The effects of loneliness are considered as harmful as smoking 15 cigarettes a day. Understanding loneliness, and especially who it affects, is important if we want to tackle the problem.
At the start of 2018 the Prime Minister announced the government’s plans to tackle loneliness in Britain, part of this strategy involved an investigation into who was affected and what the risk factors for loneliness are.
Using data from the Community Life Survey (2016 – 2017), the Office for National Statistics (ONS) have pieced together an interesting picture of who is affected, and what characteristics/circumstances they share.
The first statistic of note is that in England (2016 – 2017) 5% of adults reported feeling lonely ‘often’ or ‘always’.
Other key findings:
- Women reported experiencing loneliness more often than men.
- Younger adults (aged 16 – 24) were significantly more likely to report feeling lonely ‘often/always’ than other age groups.
- Those who were widowed were significantly more likely to report feeling lonely ‘some of the time’.
- People with poor health reported experiencing loneliness more often.
- Unemployed people reported being lonely more often.
- People living as a couple report being lonely less often.
- Renters and those who don’t have a sense of belonging in their neighbourhood report feeling lonely more often.
Looking at key factors for loneliness, the ONS came up with three profiles of the most lonely people in Britain.
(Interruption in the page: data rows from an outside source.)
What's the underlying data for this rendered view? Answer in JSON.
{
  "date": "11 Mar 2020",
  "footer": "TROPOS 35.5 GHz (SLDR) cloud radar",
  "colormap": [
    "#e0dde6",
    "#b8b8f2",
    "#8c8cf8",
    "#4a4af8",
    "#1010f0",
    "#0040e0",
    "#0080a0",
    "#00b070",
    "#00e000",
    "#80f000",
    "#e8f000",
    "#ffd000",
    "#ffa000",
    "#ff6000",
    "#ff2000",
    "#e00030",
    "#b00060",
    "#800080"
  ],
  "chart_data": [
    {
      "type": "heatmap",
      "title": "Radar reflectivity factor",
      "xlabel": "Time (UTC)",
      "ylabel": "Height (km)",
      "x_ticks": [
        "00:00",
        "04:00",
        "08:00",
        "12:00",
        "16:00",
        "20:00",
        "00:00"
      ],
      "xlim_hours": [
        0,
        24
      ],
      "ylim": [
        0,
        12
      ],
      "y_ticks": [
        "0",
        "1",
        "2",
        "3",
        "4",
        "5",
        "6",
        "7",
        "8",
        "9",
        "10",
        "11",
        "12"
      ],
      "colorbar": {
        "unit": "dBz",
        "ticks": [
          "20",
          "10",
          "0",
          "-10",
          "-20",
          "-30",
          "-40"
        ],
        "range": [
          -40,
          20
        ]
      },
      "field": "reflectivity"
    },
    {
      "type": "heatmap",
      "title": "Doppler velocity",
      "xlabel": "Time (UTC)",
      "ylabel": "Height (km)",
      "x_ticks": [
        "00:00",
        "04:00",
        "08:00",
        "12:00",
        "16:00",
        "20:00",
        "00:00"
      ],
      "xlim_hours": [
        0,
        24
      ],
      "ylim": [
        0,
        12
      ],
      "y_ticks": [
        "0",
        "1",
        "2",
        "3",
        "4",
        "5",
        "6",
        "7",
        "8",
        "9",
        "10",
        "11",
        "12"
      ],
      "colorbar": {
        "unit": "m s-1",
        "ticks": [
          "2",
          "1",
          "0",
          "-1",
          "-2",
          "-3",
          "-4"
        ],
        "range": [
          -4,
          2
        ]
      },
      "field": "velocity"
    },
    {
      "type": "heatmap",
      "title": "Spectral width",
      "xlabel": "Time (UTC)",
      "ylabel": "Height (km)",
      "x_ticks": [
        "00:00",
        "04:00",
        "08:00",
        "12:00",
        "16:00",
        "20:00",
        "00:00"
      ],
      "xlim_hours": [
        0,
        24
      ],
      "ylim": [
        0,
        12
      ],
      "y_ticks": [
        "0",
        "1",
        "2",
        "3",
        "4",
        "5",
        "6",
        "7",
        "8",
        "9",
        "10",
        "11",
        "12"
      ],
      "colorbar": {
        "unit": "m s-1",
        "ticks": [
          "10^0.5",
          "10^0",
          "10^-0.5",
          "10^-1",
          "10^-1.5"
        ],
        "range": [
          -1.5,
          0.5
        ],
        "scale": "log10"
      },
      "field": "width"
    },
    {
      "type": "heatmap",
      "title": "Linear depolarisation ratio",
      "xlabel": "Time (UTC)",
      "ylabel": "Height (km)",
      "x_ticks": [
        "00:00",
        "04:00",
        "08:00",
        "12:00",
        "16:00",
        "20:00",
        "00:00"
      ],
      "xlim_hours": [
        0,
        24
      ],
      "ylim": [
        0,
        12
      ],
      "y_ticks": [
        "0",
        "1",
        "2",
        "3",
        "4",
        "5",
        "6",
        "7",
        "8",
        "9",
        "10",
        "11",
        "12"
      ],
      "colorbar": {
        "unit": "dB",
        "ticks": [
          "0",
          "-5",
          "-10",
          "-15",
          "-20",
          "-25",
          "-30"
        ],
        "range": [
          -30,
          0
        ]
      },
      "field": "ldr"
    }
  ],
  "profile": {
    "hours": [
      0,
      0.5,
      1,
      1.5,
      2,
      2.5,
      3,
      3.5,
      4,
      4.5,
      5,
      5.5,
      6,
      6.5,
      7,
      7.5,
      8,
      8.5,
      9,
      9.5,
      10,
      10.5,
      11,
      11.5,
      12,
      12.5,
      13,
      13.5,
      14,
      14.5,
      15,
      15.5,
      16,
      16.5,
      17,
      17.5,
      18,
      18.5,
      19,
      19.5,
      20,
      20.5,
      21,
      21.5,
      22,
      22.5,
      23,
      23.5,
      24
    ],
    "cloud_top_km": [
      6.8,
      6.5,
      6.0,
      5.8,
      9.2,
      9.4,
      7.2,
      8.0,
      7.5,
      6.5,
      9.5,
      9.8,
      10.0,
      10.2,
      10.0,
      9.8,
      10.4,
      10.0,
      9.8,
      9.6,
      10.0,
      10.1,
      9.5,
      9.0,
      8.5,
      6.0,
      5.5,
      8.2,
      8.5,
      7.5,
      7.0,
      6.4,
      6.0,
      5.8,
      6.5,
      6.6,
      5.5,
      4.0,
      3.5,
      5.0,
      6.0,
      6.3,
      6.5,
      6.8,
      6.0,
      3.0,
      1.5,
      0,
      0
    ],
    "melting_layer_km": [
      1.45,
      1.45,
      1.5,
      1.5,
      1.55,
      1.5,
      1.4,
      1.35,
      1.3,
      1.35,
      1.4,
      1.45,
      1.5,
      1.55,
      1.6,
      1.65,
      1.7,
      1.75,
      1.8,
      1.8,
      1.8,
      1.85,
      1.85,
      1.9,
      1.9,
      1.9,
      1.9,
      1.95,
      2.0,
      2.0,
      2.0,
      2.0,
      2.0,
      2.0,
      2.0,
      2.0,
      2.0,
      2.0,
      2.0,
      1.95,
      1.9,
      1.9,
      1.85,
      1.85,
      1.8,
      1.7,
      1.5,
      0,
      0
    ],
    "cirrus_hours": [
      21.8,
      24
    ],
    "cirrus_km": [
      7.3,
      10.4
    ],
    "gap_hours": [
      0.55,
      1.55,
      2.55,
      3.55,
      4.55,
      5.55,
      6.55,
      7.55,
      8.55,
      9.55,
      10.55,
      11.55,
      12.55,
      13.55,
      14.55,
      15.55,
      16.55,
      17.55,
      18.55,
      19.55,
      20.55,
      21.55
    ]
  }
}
Widowed older homeowners living alone with long-term health conditions
Unmarried, middle-agers, with long term health conditions
Younger renters with little trust and sense of belonging to their area
While these findings are interesting and represent a step towards tackling loneliness in the UK, it’s important to note that all of us can experience loneliness, regardless of our situation. If you are struggling with feelings of not belonging and loneliness, know that there are people you can speak to and never be afraid to reach out for professional support.